Co najważniejsze – państwo wspiera wciąż kościół finansowo – gwarantując księżom zatrudnienie w szkołach, darmowe ubezpieczenia z funduszu kościelnego i niskie bądź zerowe podatki do płacenia.
kościół zaś, samemu mogąc wpływać na państwo, zachowuje pełną niezależność, mogąc np. swobodnie kneblować bluźnierców, mających siebie za „postępowych” katolików – ludzi jak K. Boniecki.
Krzyż jest obecny w parlamencie, pomimo, że został zamontowany niezgodnie z prawem i konstytucją, zgodnie jednak z życzeniem Kościoła – hierarchów i społeczności.

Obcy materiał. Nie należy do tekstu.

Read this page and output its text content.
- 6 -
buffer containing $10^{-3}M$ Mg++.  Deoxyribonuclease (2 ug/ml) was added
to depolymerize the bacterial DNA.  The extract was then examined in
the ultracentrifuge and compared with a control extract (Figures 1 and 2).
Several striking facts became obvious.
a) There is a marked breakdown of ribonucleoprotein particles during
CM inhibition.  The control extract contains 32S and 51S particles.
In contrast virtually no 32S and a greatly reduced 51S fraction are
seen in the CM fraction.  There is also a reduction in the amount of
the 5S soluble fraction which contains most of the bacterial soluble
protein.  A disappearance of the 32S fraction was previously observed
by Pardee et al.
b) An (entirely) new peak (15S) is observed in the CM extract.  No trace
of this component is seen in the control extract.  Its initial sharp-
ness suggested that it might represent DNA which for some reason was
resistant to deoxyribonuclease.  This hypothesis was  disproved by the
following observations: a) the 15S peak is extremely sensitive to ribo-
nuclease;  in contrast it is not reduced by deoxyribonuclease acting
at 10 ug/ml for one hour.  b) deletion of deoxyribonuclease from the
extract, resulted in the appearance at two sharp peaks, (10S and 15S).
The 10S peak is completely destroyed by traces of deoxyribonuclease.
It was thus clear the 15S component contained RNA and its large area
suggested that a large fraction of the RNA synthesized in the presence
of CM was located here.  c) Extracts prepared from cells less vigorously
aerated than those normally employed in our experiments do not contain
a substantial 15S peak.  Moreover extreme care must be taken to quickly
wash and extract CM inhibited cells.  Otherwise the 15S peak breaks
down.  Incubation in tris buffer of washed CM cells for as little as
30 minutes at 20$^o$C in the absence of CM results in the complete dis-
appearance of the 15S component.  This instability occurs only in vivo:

I ani prawo, ani ujadanie wściekłych lewaków spod znaku Kalisza i Palikota nie jest w stanie zagrozić jego jestestwu i pozycji.
Odrzućcie więc lęki i ten język, pełen jadu i spiskowych dociekań. Bóg jest z tymi, co głoszą prawdę i zadba by trwali w ojczyźnie na wieki.
Biała siła, biały krzyż, Polak Aryjczyk, katolik-temu nic chyba nie jest w stanie u nas zagrozić.